The prognostic role of operation method has been debated in the literature. Pooled data showed significantly increased risk of IVR in patients treated with laparoscopic RNU.4 In our study, most of the patients underwent laparoscopic RNU (48.8%), and the surgical approach was not associated with bladder recurrence or OS in our study.

The present study has several limitations. First, this is a retrospective study representing single-centre data.

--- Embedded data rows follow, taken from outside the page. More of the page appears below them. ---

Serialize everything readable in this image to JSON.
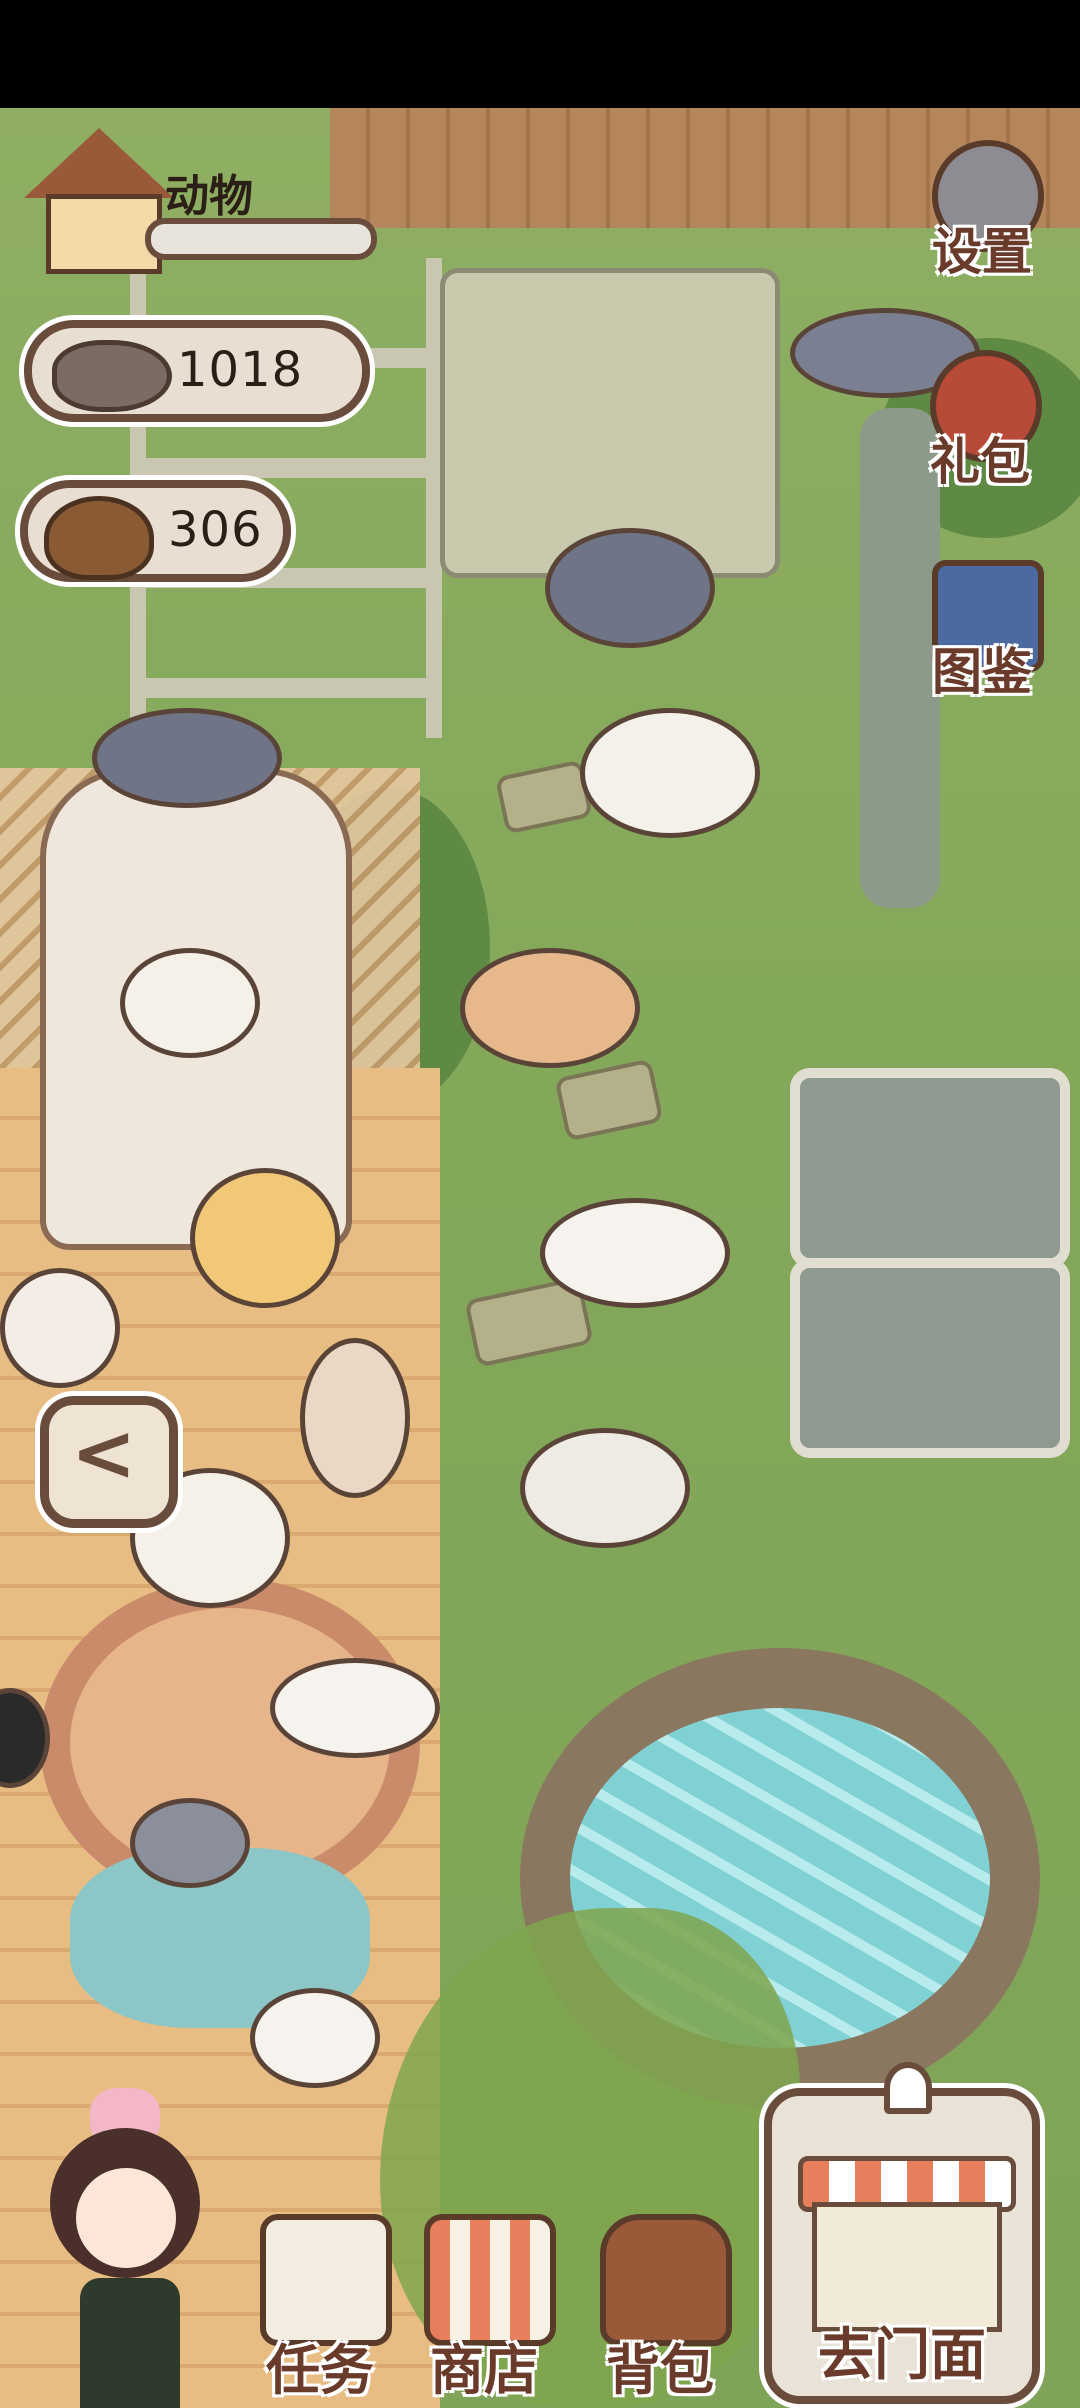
{
  "hud": {
    "animal_label": "动物",
    "fish_count": "1018",
    "poop_count": "306"
  },
  "side_menu": {
    "settings": "设置",
    "gift": "礼包",
    "catalog": "图鉴"
  },
  "bottom_menu": {
    "tasks": "任务",
    "shop": "商店",
    "backpack": "背包",
    "go_storefront": "去门面"
  },
  "nav": {
    "back_glyph": "<"
  },
  "colors": {
    "grass": "#84a85a",
    "deck": "#e8bd83",
    "ui_border": "#6a4c3c",
    "ui_fill": "#e8dfd2",
    "label_text": "#6a3a2a"
  },
  "icons": [
    "house-icon",
    "fish-icon",
    "poop-icon",
    "gear-icon",
    "gift-icon",
    "book-icon",
    "back-arrow-icon",
    "task-icon",
    "shop-icon",
    "backpack-icon",
    "storefront-icon"
  ]
}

Second, patients who received non-surgical treatment were excluded from the analysis. Finally, lack of information on local recurrence and distant metastasis may reduce the strength of the findings. Therefore, further studies are necessary.

Conclusions

Bladder recurrence (25.8% in 3 years) was common in UTUC after RNU, and early bladder recurrence (within 10 months) was associated with more relapsing high-risk NMIBC. Preoperative ureter manipulation was identified as an independent factor associated with early recurrence. These patients may need more intensive monitoring to undergo prophylactic intravesical chemotherapy after nephroureterectomy.

Acknowledgments

We thank the Chang Gung Memorial Hospital for the financial aid (CORPG3F0271, CORPG3F0281).

Disclosure

The authors report no conflicts of interest in this work.